The main project I’m working on at the moment is the design and development of an advanced analytics framework for customer analytics (I will be generic on the concrete application, but rather describe general purposes and features).
The idea is to have a place to store data related to users behaviors, coming from different data sources telling something about the user. Examples may be: e-commerce transactions on website/app, clickstreams, social media information, etc. Data will be collected real-time and with a periodic batch. I’ll refer to this as “data lake”. On top of the data lake, data applications will be developed to provide added value services to both users and platform owner.
The final product will:
- enable exploratory analysis and monitoring
- extract insights from analyzing multiple data sources at a time
- provide a unified environment for model training, testing and deployment
- develop data applications based on predictive analytics and matching learning techniques. Those applications will enhance the current capability of the platform (i.e. users churn predictions, user clustering and segmentations, uplifting models, etc.)

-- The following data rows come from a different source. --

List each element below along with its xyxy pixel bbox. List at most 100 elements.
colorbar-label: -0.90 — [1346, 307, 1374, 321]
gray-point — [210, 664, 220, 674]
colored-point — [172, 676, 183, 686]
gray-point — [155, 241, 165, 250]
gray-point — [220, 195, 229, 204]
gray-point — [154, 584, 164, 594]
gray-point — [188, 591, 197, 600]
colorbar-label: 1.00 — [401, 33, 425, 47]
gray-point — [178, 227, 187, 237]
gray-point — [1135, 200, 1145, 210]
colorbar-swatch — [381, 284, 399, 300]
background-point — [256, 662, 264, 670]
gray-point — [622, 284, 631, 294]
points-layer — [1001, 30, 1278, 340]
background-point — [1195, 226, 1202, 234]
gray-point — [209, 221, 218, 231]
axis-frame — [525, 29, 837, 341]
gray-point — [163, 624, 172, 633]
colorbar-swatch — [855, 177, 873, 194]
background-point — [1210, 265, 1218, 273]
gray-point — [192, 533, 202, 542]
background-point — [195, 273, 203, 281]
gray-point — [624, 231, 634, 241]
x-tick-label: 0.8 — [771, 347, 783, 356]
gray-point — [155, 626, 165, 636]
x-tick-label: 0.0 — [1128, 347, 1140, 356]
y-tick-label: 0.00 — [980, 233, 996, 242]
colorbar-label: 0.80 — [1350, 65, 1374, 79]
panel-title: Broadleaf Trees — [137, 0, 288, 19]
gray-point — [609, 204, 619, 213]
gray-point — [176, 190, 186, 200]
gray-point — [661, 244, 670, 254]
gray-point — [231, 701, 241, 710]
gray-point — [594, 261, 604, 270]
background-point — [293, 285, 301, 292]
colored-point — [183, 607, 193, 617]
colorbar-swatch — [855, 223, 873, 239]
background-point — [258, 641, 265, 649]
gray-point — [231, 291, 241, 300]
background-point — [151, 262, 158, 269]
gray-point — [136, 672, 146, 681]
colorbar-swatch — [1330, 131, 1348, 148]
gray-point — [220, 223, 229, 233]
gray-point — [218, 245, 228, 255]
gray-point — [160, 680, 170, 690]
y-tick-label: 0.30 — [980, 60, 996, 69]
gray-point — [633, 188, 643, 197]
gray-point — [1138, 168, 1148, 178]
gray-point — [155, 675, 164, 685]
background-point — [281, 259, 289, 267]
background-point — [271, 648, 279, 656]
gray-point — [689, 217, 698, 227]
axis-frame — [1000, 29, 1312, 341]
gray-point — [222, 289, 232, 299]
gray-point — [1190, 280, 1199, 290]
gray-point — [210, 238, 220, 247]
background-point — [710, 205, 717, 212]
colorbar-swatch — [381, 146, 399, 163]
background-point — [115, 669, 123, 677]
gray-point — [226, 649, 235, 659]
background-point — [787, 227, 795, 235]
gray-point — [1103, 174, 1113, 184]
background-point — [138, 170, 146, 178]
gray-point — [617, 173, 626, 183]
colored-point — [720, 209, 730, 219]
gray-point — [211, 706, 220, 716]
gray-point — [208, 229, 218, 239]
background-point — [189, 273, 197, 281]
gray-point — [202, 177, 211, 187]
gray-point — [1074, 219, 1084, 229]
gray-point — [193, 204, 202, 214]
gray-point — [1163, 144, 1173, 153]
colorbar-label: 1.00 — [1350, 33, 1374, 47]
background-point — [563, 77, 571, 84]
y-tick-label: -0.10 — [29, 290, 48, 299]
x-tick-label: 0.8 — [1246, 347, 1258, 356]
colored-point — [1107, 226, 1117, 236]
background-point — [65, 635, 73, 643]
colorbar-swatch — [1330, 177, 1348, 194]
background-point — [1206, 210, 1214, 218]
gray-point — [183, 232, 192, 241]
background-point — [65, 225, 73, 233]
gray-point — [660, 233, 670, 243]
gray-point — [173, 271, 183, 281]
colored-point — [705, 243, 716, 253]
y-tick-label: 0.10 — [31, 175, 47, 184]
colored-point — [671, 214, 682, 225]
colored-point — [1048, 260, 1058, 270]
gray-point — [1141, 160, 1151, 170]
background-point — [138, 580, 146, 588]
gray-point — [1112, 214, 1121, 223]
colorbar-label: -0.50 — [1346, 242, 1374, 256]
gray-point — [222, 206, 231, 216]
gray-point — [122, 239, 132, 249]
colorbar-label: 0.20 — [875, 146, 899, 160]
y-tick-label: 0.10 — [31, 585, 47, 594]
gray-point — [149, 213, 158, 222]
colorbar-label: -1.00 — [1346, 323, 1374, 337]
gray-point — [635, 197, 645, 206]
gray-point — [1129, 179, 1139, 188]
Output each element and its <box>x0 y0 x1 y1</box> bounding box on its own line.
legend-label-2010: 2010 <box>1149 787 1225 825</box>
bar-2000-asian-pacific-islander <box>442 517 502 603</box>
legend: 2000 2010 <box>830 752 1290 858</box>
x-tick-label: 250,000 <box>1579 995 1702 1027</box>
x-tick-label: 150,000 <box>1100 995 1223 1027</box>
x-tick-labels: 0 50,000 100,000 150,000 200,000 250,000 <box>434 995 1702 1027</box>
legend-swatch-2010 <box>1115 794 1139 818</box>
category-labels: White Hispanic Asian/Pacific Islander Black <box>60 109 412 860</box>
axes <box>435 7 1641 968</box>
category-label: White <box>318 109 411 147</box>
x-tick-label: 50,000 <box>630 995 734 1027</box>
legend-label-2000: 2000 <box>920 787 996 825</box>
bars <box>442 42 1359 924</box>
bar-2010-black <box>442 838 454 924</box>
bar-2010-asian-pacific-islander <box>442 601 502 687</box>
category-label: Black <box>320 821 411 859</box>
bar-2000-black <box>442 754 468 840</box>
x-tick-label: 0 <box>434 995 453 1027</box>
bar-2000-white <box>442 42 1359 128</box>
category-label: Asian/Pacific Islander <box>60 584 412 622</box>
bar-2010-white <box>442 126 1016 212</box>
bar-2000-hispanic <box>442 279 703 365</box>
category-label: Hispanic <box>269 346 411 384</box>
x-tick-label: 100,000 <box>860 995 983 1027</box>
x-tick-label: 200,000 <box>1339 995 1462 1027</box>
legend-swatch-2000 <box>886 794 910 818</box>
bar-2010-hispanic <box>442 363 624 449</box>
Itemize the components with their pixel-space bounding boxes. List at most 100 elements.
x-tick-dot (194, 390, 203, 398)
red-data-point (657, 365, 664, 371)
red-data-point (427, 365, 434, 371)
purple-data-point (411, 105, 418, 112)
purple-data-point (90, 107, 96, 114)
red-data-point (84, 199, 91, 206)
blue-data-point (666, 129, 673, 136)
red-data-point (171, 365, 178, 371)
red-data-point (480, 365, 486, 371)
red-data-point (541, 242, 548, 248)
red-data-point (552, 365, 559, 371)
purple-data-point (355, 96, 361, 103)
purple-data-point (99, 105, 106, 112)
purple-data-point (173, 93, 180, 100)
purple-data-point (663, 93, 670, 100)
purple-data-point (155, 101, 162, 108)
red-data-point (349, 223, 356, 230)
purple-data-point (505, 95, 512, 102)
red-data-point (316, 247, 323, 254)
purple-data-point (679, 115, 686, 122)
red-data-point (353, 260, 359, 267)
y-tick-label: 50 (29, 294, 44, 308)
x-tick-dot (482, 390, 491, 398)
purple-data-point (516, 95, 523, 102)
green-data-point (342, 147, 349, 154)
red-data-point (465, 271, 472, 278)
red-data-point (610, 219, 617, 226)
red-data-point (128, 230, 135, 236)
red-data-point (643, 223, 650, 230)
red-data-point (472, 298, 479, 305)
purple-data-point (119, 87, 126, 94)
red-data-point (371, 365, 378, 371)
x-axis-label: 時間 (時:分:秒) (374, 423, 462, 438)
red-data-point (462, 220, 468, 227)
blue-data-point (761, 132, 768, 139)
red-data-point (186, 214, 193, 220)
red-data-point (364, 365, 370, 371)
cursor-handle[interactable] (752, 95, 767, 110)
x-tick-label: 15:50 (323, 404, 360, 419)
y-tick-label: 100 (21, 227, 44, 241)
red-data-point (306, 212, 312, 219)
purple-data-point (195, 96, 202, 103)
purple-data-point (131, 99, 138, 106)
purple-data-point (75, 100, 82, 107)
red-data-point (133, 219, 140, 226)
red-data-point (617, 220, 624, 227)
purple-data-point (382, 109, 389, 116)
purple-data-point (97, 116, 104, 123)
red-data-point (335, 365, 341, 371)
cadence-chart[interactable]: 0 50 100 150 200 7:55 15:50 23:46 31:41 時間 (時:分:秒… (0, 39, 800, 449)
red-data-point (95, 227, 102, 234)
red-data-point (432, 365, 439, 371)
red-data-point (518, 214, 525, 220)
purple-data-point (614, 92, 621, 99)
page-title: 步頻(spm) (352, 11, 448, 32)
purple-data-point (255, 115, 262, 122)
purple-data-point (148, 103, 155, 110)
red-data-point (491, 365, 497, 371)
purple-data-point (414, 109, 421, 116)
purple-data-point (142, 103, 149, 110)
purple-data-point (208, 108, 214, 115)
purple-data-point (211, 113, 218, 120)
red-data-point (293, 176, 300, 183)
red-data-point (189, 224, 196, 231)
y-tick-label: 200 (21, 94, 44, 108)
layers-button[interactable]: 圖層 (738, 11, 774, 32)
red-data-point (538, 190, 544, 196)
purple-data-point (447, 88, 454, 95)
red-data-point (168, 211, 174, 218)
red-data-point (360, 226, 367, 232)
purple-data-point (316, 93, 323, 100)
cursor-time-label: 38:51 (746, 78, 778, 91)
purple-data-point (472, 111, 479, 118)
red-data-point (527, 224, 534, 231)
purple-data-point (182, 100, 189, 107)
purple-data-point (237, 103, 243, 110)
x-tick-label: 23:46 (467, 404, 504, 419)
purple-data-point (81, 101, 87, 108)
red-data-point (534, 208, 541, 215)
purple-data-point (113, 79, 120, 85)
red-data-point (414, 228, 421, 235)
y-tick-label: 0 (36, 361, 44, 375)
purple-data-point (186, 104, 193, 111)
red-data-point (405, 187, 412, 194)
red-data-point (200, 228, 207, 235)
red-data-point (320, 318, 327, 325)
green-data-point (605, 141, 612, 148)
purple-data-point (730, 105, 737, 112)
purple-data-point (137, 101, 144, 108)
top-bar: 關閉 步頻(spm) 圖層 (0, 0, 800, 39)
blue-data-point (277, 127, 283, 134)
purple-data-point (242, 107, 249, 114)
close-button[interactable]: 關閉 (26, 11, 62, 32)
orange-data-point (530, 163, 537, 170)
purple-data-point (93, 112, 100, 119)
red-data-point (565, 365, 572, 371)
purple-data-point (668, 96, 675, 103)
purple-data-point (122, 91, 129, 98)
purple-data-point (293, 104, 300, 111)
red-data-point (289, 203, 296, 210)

Data Structure: from atoms to aggregations
Incoming data will be converted into a unified data structure based on the idea of actions, in order to promote consistency across data sources. Actions will represents the most granular data stored (at least at the time of writing). Aggregated data structures will be created using actions in order to support data exploration, data visualization and data applications.
Architecture: horizontally scalable, multi tenant platform
The architecture will support a multi-tenants platform, meaning that it will be possible to integrate multiple operators/business owners, in a SaaS fashion. The platform will give to each business owner access to its data only, whereas we will have the ability to perform analysis on the entire set of data.
Actions will be stored in Hadoop, real-time aggregations will be performed and the results stored into Parquet/Impala tables for BI and data exploration, as well as into an operational db (MongoDB has been chosen for now) that will support real-time data applications.
Spark is the data processing engine that will take care of data crunching process for both aggregating data into MongoDB and Parquet, as well as for data exploration. Hadoop/MapReduce will be used for batch ETL jobs and for data historization.